Vous avez dit « Migrants » ?

Ce mot inquiète certains et pourtant…Quelles que soient leur couleur, leur ethnie, leur langue, leur religion, ce sont des frères en humanité. Simplement, ils ne sont pas nés au bon endroit, au bon moment, ils n’ont pas eu notre chance.

Nous qui sommes dans un pays en paix, où l’on ne craint ni la torture, ni la prison arbitraire, ni l’assassinat politique, ni la famine mortelle, nous avons fêté avec eux et avec nos Père Bertrand Monnier et Père Jean-Louis Blaise, ce dimanche 14 janvier la Journée Mondiale des Migrants et des réfugiés.

Le matin, à l’invitation de la Pastorale des Migrants, une trentaine de bénévoles se sont réunis autour d’un café pour répondre au mieux à la question essentielle : en  quoi notre foi en Jésus, Sauveur du monde, nous amène-t-elle à nous engager auprès de ces personnes vulnérables et en souffrance ? Jésus a donné sa vie pour sauver tous les hommes, sans tenir compte de leur couleur, de leur nationalité, ni même de leur religion. Et nous, comment réagissons-nous ? Pourquoi ?

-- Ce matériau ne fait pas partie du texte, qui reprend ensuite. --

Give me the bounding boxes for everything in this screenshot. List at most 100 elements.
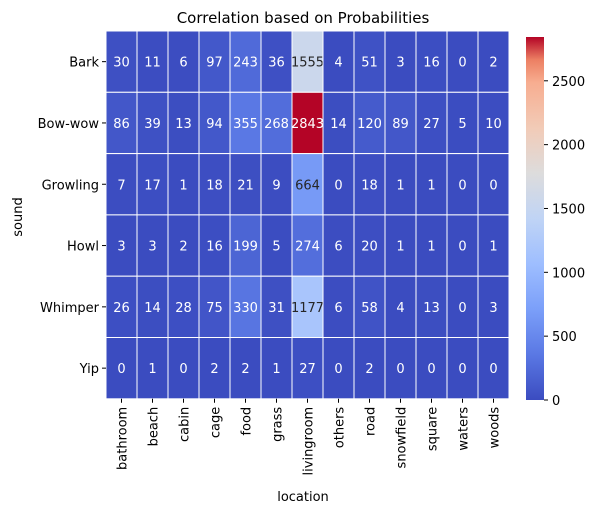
heatmap-cell: [229, 153, 262, 216]
cell-value-label: 4: [334, 56, 342, 71]
cell-value-label: 274: [295, 240, 320, 255]
heatmap-cell: [384, 337, 417, 400]
colorbar-tick-label: 1500: [552, 202, 585, 217]
cell-value-label: 1: [427, 240, 435, 255]
y-tick-label: Bow-wow: [38, 117, 100, 132]
cell-value-label: 7: [117, 178, 125, 193]
cell-value-label: 28: [175, 301, 192, 316]
x-tick-label: cabin: [178, 407, 193, 442]
heatmap-cell: [229, 337, 262, 400]
cell-value-label: 18: [361, 178, 378, 193]
cell-value-label: 97: [206, 56, 223, 71]
cell-value-label: 0: [458, 240, 466, 255]
heatmap-cell: [322, 30, 355, 93]
heatmap-cell: [198, 275, 231, 339]
heatmap-cell: [322, 214, 355, 277]
heatmap-cell: [353, 337, 386, 400]
heatmap-cell: [291, 337, 324, 400]
cell-value-label: 330: [233, 301, 258, 316]
cell-value-label: 0: [334, 178, 342, 193]
cell-value-label: 18: [206, 178, 223, 193]
heatmap-cell: [477, 214, 510, 277]
heatmap-cell: [229, 91, 262, 155]
cell-value-label: 11: [144, 56, 161, 71]
heatmap-cell: [415, 153, 448, 216]
colorbar-tick-label: 2000: [552, 139, 585, 154]
heatmap-cell: [136, 275, 169, 339]
heatmap-cell: [105, 337, 138, 400]
heatmap-cell: [291, 91, 324, 155]
cell-value-label: 30: [113, 56, 130, 71]
cell-value-label: 2: [179, 240, 187, 255]
y-tick-label: Bark: [69, 56, 99, 71]
x-tick-label: snowfield: [395, 407, 410, 469]
cell-value-label: 2: [210, 362, 218, 377]
cell-value-label: 51: [361, 56, 378, 71]
y-tick-label: Growling: [42, 178, 99, 193]
cell-value-label: 27: [423, 117, 440, 132]
heatmap-cell: [353, 91, 386, 155]
heatmap-cell: [353, 275, 386, 339]
cell-value-label: 6: [334, 240, 342, 255]
cell-value-label: 2: [365, 362, 373, 377]
cell-value-label: 14: [144, 301, 161, 316]
y-tick-labels: Bark Bow-wow Growling Howl Whimper Yip: [38, 56, 106, 377]
heatmap-cell: [198, 91, 231, 155]
heatmap-cell: [384, 214, 417, 277]
cell-value-label: 3: [489, 301, 497, 316]
cell-value-label: 0: [427, 362, 435, 377]
cell-value-label: 0: [458, 178, 466, 193]
cell-value-label: 1: [179, 178, 187, 193]
heatmap-cell: [446, 30, 479, 93]
cell-value-label: 10: [485, 117, 502, 132]
x-tick-label: beach: [147, 407, 162, 447]
colorbar-tick-label: 500: [552, 330, 577, 345]
x-tick-label: waters: [457, 407, 472, 451]
cell-value-label: 0: [179, 362, 187, 377]
cell-value-label: 86: [113, 117, 130, 132]
cell-value-label: 3: [396, 56, 404, 71]
heatmap-cell: [384, 30, 417, 93]
heatmap-cell: [136, 337, 169, 400]
colorbar-tick-label: 1000: [552, 266, 585, 281]
cell-value-label: 94: [206, 117, 223, 132]
cell-value-label: 3: [148, 240, 156, 255]
cell-value-label: 17: [144, 178, 161, 193]
cell-value-label: 20: [361, 240, 378, 255]
heatmap-cell: [415, 214, 448, 277]
x-tick-label: grass: [271, 407, 286, 442]
heatmap-cell: [260, 30, 293, 93]
cell-value-label: 0: [489, 362, 497, 377]
x-tick-label: road: [364, 407, 379, 436]
cell-value-label: 58: [361, 301, 378, 316]
heatmap-cell: [477, 275, 510, 339]
x-tick-label: woods: [488, 407, 503, 449]
cell-value-label: 2843: [291, 117, 324, 132]
x-tick-label: livingroom: [302, 407, 317, 476]
heatmap-cell: [415, 337, 448, 400]
cell-value-label: 2: [489, 56, 497, 71]
cell-value-label: 89: [392, 117, 409, 132]
x-axis-label: location: [277, 490, 329, 505]
heatmap-cell: [322, 91, 355, 155]
cell-value-label: 16: [423, 56, 440, 71]
cell-value-label: 13: [423, 301, 440, 316]
cell-value-label: 268: [264, 117, 289, 132]
heatmap-cell: [198, 337, 231, 400]
colorbar-ticks: 0 500 1000 1500 2000 2500: [544, 75, 585, 409]
heatmap-cell: [477, 91, 510, 155]
heatmap-cell: [105, 214, 138, 277]
y-tick-label: Yip: [79, 362, 99, 377]
heatmap-cell: [167, 153, 200, 216]
cell-value-label: 0: [489, 178, 497, 193]
cell-value-label: 27: [299, 362, 316, 377]
cell-value-label: 1555: [291, 56, 324, 71]
cell-value-label: 2: [241, 362, 249, 377]
cell-value-label: 16: [206, 240, 223, 255]
x-tick-label: square: [426, 407, 441, 451]
cell-value-label: 1177: [291, 301, 324, 316]
cell-value-label: 0: [396, 362, 404, 377]
y-axis-label: sound: [11, 197, 26, 236]
x-tick-label: food: [240, 407, 255, 436]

Ensuite, l’Eucharistie, célébrée face à un canot et des gilets de sauvetage qui nous rappelaient la dure réalité de milliers de migrants morts en Méditerranée, a permis l’intégration de plusieurs réfugiés chrétiens à notre prière : chacun a récité le Notre Père dans sa langue d’origine. Émouvante union de prière ! Les chants étaient aussi particulièrement bien choisis.

Enfin, l’après-midi  fut consacré à la traditionnelle galette des rois. De nombreux bénévoles avaient, soit acheté, soit confectionné de délicieuses galettes et de nombreuses têtes couronnées firent concurrence à la République, le temps de photos souvenir ! Un intéressant jeu interactif animé par Jean-Paul permit à tous de faire connaissance et de retenir quelques prénoms, notre Père Évêque en tête. La projection d’un diaporama très complet rappela les bons moments de convivialité de l’année avec les migrants, heureux de se reconnaître, pour certains, dans les sorties, match, visites, réveillon et la joie fut à son comble lorsque Xavier intercala des musiques afghanes, soudanaises, albanaises, sénégalaises sur lesquelles tous dansèrent allègrement.

Le souhait des participants est que les liens ainsi tissés maintiennent toute l’année cette belle fraternité. Nul doute qu’il en sera ainsi.